Tuesday, January 6, 2009

Panetta? Why not?

By Michael J.W. Stickings

Like Josh Marshall, Andrew Sullivan, and Creature -- three of my favourite bloggers -- I'm not sure what to make of Obama's surprise selection of Leon Panetta to be CIA director. His extensive White House (CoS to Clinton) and Congressional experience should serve him well in a position that is, like it or not, political, but I think the intelligence community is right to be concerned. The question is, after all, just how political is he, just how close to Obama? What is needed at the CIA is integrity and independence, not an extension of the West Wing. Still, like the three mentioned above, I take comfort in the fact that his selection has shaken and stirred the Republican-enabling (and torture-enabling) Democratic intelligence leadership on Capitol Hill, notably Senators Dianne "fratricide" Feinstein and Jay Rockefeller.

Sullivan:

Feinstein and Rockefeller sense a real individual with real clout at the agency, whom they cannot control. There may have been a lack of foresight here in not phoning Feinstein ahead of time. But it is also indisputable that many leading intelligence Democrats were deeply complicit in the Bush torture program and his illegal wire-tapping. It was just as important for the president-elect to pick someone not beholden to them either.
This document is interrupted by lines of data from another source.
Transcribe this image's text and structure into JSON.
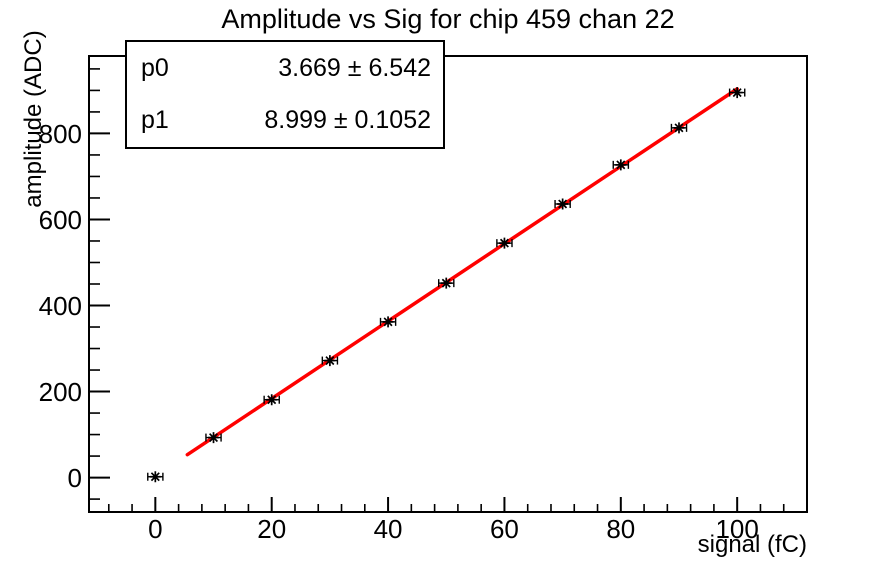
{
  "title": "Amplitude vs Sig for chip 459 chan 22",
  "stats_box": {
    "rows": [
      {
        "param": "p0",
        "value": "3.669 ± 6.542"
      },
      {
        "param": "p1",
        "value": "8.999 ± 0.1052"
      }
    ]
  },
  "chart_data": {
    "type": "scatter",
    "title": "Amplitude vs Sig for chip 459 chan 22",
    "xlabel": "signal (fC)",
    "ylabel": "amplitude (ADC)",
    "xlim": [
      -11.4,
      112
    ],
    "ylim": [
      -80,
      980
    ],
    "grid": false,
    "legend": "none",
    "x_ticks": {
      "major": [
        0,
        20,
        40,
        60,
        80,
        100
      ],
      "minor_step": 4
    },
    "y_ticks": {
      "major": [
        0,
        200,
        400,
        600,
        800
      ],
      "minor_step": 50
    },
    "colors": {
      "marker": "#000000",
      "fit_line": "#ff0000",
      "axes": "#000000",
      "background": "#ffffff"
    },
    "series": [
      {
        "name": "data-points",
        "type": "scatter",
        "marker": "asterisk",
        "color": "#000000",
        "x": [
          0,
          10,
          20,
          30,
          40,
          50,
          60,
          70,
          80,
          90,
          100
        ],
        "y": [
          2,
          93,
          181,
          272,
          362,
          452,
          545,
          636,
          727,
          813,
          895
        ],
        "xerr": 1.3
      },
      {
        "name": "linear-fit",
        "type": "line",
        "color": "#ff0000",
        "fit_range": [
          5.5,
          100
        ],
        "p0": 3.669,
        "p1": 8.999
      }
    ],
    "fit_results": {
      "p0": {
        "value": 3.669,
        "error": 6.542
      },
      "p1": {
        "value": 8.999,
        "error": 0.1052
      }
    }
  }
}
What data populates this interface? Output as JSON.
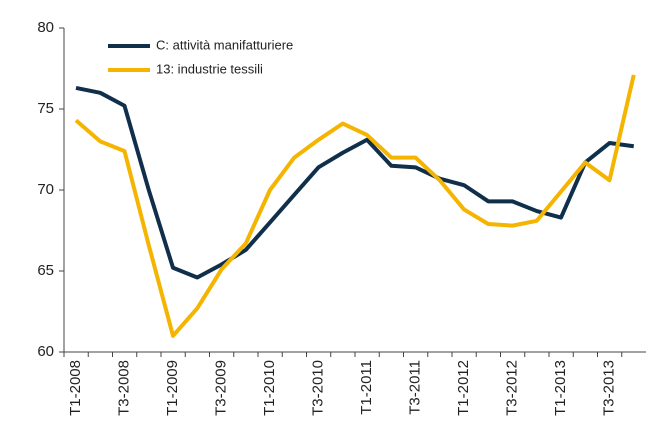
{
  "chart_data": {
    "type": "line",
    "categories": [
      "T1-2008",
      null,
      "T3-2008",
      null,
      "T1-2009",
      null,
      "T3-2009",
      null,
      "T1-2010",
      null,
      "T3-2010",
      null,
      "T1-2011",
      null,
      "T3-2011",
      null,
      "T1-2012",
      null,
      "T3-2012",
      null,
      "T1-2013",
      null,
      "T3-2013",
      null
    ],
    "series": [
      {
        "name": "C: attività manifatturiere",
        "color": "#0f2f4b",
        "values": [
          76.3,
          76.0,
          75.2,
          70.0,
          65.2,
          64.6,
          65.4,
          66.3,
          68.0,
          69.7,
          71.4,
          72.3,
          73.1,
          71.5,
          71.4,
          70.7,
          70.3,
          69.3,
          69.3,
          68.7,
          68.3,
          71.7,
          72.9,
          72.7
        ]
      },
      {
        "name": "13: industrie tessili",
        "color": "#f5b400",
        "values": [
          74.3,
          73.0,
          72.4,
          66.6,
          61.0,
          62.7,
          65.1,
          66.7,
          70.0,
          72.0,
          73.1,
          74.1,
          73.4,
          72.0,
          72.0,
          70.6,
          68.8,
          67.9,
          67.8,
          68.1,
          69.9,
          71.7,
          70.6,
          77.1
        ]
      }
    ],
    "ylim": [
      60,
      80
    ],
    "yticks": [
      60,
      65,
      70,
      75,
      80
    ],
    "legend": "upper left"
  }
}
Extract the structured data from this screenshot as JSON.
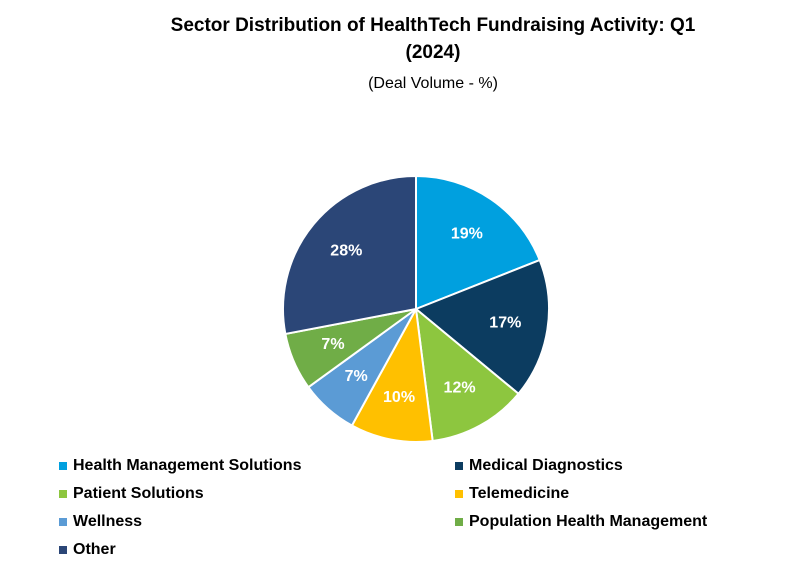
{
  "chart_data": {
    "type": "pie",
    "title": "Sector Distribution of HealthTech Fundraising Activity: Q1 (2024)",
    "subtitle": "(Deal Volume - %)",
    "categories": [
      "Health Management Solutions",
      "Medical Diagnostics",
      "Patient Solutions",
      "Telemedicine",
      "Wellness",
      "Population Health Management",
      "Other"
    ],
    "values": [
      19,
      17,
      12,
      10,
      7,
      7,
      28
    ],
    "value_labels": [
      "19%",
      "17%",
      "12%",
      "10%",
      "7%",
      "7%",
      "28%"
    ],
    "colors": [
      "#00a0df",
      "#0c3c60",
      "#8dc63f",
      "#ffc000",
      "#5b9bd5",
      "#70ad47",
      "#2b4677"
    ],
    "legend": "bottom"
  }
}
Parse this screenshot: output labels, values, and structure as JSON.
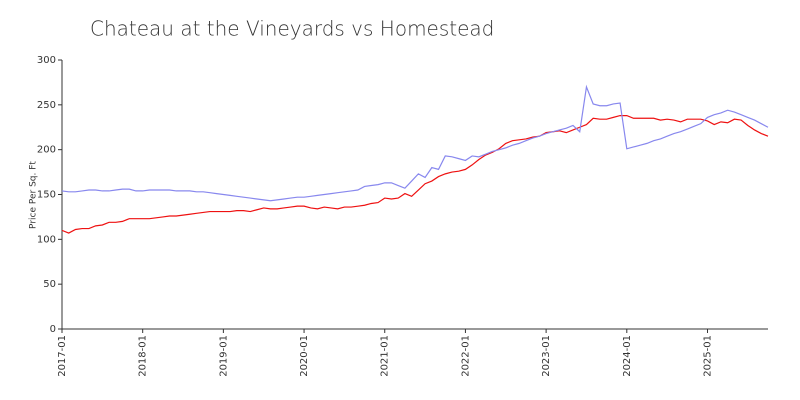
{
  "chart_data": {
    "type": "line",
    "title": "Chateau at the Vineyards vs Homestead",
    "ylabel": "Price Per Sq. Ft",
    "x": [
      "2017-01",
      "2017-02",
      "2017-03",
      "2017-04",
      "2017-05",
      "2017-06",
      "2017-07",
      "2017-08",
      "2017-09",
      "2017-10",
      "2017-11",
      "2017-12",
      "2018-01",
      "2018-02",
      "2018-03",
      "2018-04",
      "2018-05",
      "2018-06",
      "2018-07",
      "2018-08",
      "2018-09",
      "2018-10",
      "2018-11",
      "2018-12",
      "2019-01",
      "2019-02",
      "2019-03",
      "2019-04",
      "2019-05",
      "2019-06",
      "2019-07",
      "2019-08",
      "2019-09",
      "2019-10",
      "2019-11",
      "2019-12",
      "2020-01",
      "2020-02",
      "2020-03",
      "2020-04",
      "2020-05",
      "2020-06",
      "2020-07",
      "2020-08",
      "2020-09",
      "2020-10",
      "2020-11",
      "2020-12",
      "2021-01",
      "2021-02",
      "2021-03",
      "2021-04",
      "2021-05",
      "2021-06",
      "2021-07",
      "2021-08",
      "2021-09",
      "2021-10",
      "2021-11",
      "2021-12",
      "2022-01",
      "2022-02",
      "2022-03",
      "2022-04",
      "2022-05",
      "2022-06",
      "2022-07",
      "2022-08",
      "2022-09",
      "2022-10",
      "2022-11",
      "2022-12",
      "2023-01",
      "2023-02",
      "2023-03",
      "2023-04",
      "2023-05",
      "2023-06",
      "2023-07",
      "2023-08",
      "2023-09",
      "2023-10",
      "2023-11",
      "2023-12",
      "2024-01",
      "2024-02",
      "2024-03",
      "2024-04",
      "2024-05",
      "2024-06",
      "2024-07",
      "2024-08",
      "2024-09",
      "2024-10",
      "2024-11",
      "2024-12",
      "2025-01",
      "2025-02",
      "2025-03",
      "2025-04",
      "2025-05",
      "2025-06",
      "2025-07",
      "2025-08",
      "2025-09",
      "2025-10"
    ],
    "series": [
      {
        "color": "#ee1111",
        "values": [
          110,
          107,
          111,
          112,
          112,
          115,
          116,
          119,
          119,
          120,
          123,
          123,
          123,
          123,
          124,
          125,
          126,
          126,
          127,
          128,
          129,
          130,
          131,
          131,
          131,
          131,
          132,
          132,
          131,
          133,
          135,
          134,
          134,
          135,
          136,
          137,
          137,
          135,
          134,
          136,
          135,
          134,
          136,
          136,
          137,
          138,
          140,
          141,
          146,
          145,
          146,
          151,
          148,
          155,
          162,
          165,
          170,
          173,
          175,
          176,
          178,
          183,
          189,
          194,
          197,
          201,
          207,
          210,
          211,
          212,
          214,
          215,
          219,
          220,
          221,
          219,
          222,
          225,
          228,
          235,
          234,
          234,
          236,
          238,
          238,
          235,
          235,
          235,
          235,
          233,
          234,
          233,
          231,
          234,
          234,
          234,
          232,
          228,
          231,
          230,
          234,
          233,
          227,
          222,
          218,
          215
        ]
      },
      {
        "color": "#8888ee",
        "values": [
          154,
          153,
          153,
          154,
          155,
          155,
          154,
          154,
          155,
          156,
          156,
          154,
          154,
          155,
          155,
          155,
          155,
          154,
          154,
          154,
          153,
          153,
          152,
          151,
          150,
          149,
          148,
          147,
          146,
          145,
          144,
          143,
          144,
          145,
          146,
          147,
          147,
          148,
          149,
          150,
          151,
          152,
          153,
          154,
          155,
          159,
          160,
          161,
          163,
          163,
          160,
          157,
          165,
          173,
          169,
          180,
          178,
          193,
          192,
          190,
          188,
          193,
          192,
          195,
          198,
          200,
          202,
          205,
          207,
          210,
          213,
          215,
          218,
          220,
          222,
          224,
          227,
          220,
          270,
          251,
          249,
          249,
          251,
          252,
          201,
          203,
          205,
          207,
          210,
          212,
          215,
          218,
          220,
          223,
          226,
          229,
          236,
          239,
          241,
          244,
          242,
          239,
          236,
          233,
          229,
          225
        ]
      }
    ],
    "xlim": [
      "2017-01",
      "2025-10"
    ],
    "xticks": [
      "2017-01",
      "2018-01",
      "2019-01",
      "2020-01",
      "2021-01",
      "2022-01",
      "2023-01",
      "2024-01",
      "2025-01"
    ],
    "ylim": [
      0,
      300
    ],
    "yticks": [
      0,
      50,
      100,
      150,
      200,
      250,
      300
    ]
  }
}
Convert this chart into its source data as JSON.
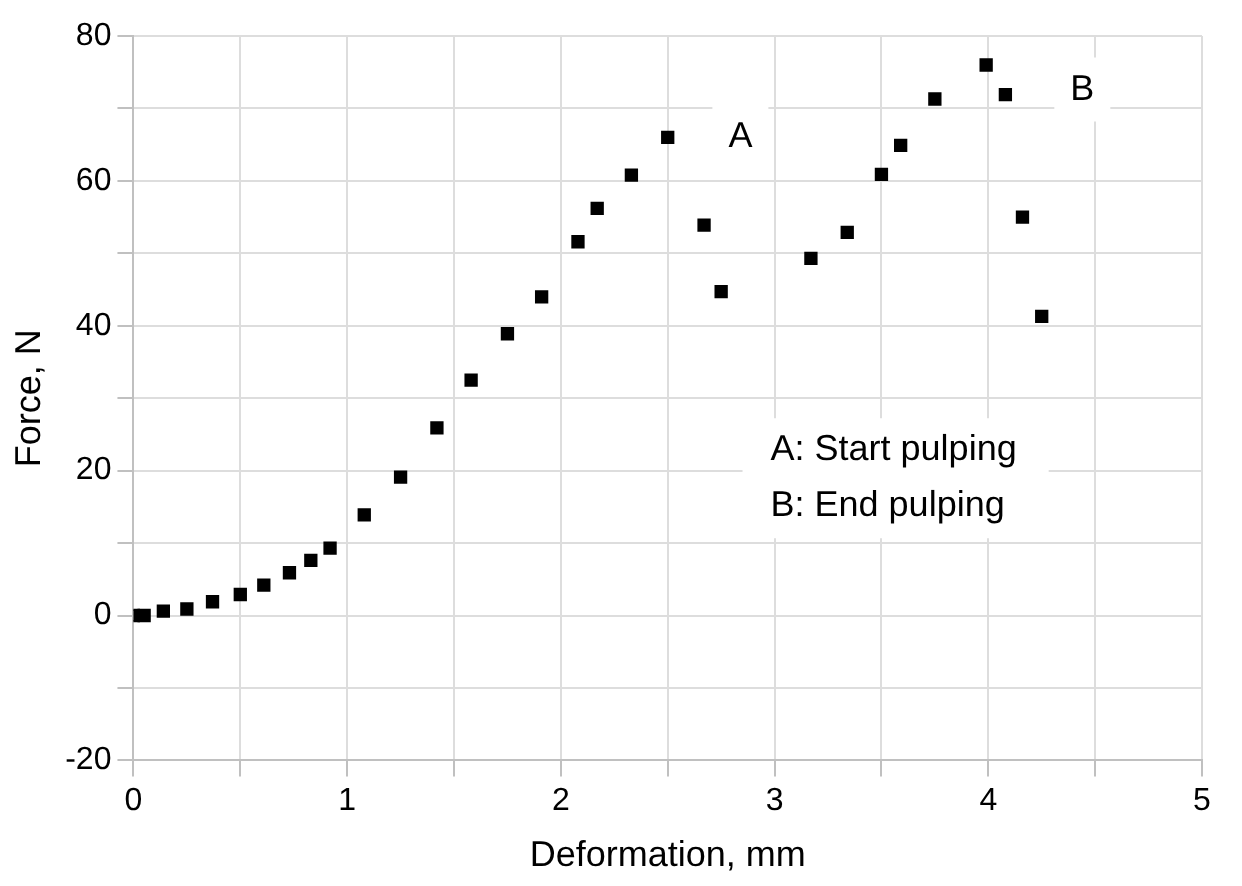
{
  "chart_data": {
    "type": "scatter",
    "xlabel": "Deformation, mm",
    "ylabel": "Force, N",
    "series": [
      {
        "color": "#000000",
        "x": [
          0,
          0.05,
          0.14,
          0.25,
          0.37,
          0.5,
          0.61,
          0.73,
          0.83,
          0.92,
          1.08,
          1.25,
          1.42,
          1.58,
          1.75,
          1.91,
          2.08,
          2.17,
          2.33,
          2.5,
          2.67,
          2.75,
          3.17,
          3.34,
          3.5,
          3.59,
          3.75,
          3.99,
          4.08,
          4.16,
          4.25
        ],
        "values": [
          0,
          0,
          0.6,
          0.9,
          1.9,
          2.9,
          4.2,
          5.9,
          7.6,
          9.3,
          13.9,
          19.1,
          25.9,
          32.5,
          38.9,
          44,
          51.6,
          56.2,
          60.8,
          66,
          53.9,
          44.7,
          49.3,
          52.9,
          60.9,
          64.9,
          71.3,
          76,
          71.9,
          55,
          41.3
        ]
      }
    ],
    "xlim": [
      0,
      5
    ],
    "ylim": [
      -20,
      80
    ],
    "xticks": [
      0,
      {
        "value": 0.5,
        "label": null
      },
      1,
      {
        "value": 1.5,
        "label": null
      },
      2,
      {
        "value": 2.5,
        "label": null
      },
      3,
      {
        "value": 3.5,
        "label": null
      },
      4,
      {
        "value": 4.5,
        "label": null
      },
      5
    ],
    "yticks": [
      -20,
      {
        "value": -10,
        "label": null
      },
      0,
      {
        "value": 10,
        "label": null
      },
      20,
      {
        "value": 30,
        "label": null
      },
      40,
      {
        "value": 50,
        "label": null
      },
      60,
      {
        "value": 70,
        "label": null
      },
      80
    ],
    "grid": true,
    "marker": "square",
    "annotations": [
      {
        "text": "A",
        "x": 2.84,
        "y": 66
      },
      {
        "text": "B",
        "x": 4.44,
        "y": 72.6
      },
      "A: Start pulping",
      "B: End pulping"
    ]
  }
}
Some are now citing Panetta's appointment as somehow "political" rather than substantive. But it's obvious that Obama has actually found someone both capable of running a bureaucracy as complex as the CIA, of a stature to be approved by the Congress and maintain good relations, and with the good sense to know how interrogation based on torture is never right and much less effective than legal methods.

It remains an inspired choice. And the critics help show why.

I'm not sure how "inspired" it is -- time will tell whether Panetta is the right man for the job or just another Tenet or Goss -- but, as Steve Benen notes in an excellent post on the reaction to the selection, it "has drawn a fair amount of praise from credible voices," including Rep. Rush Holt, former Rep. Tim Roemer, David Corn, and CQ's Jeff Stein.

Once more, as so often throughout the transition, I suppose I ought to give Obama the benefit of the doubt.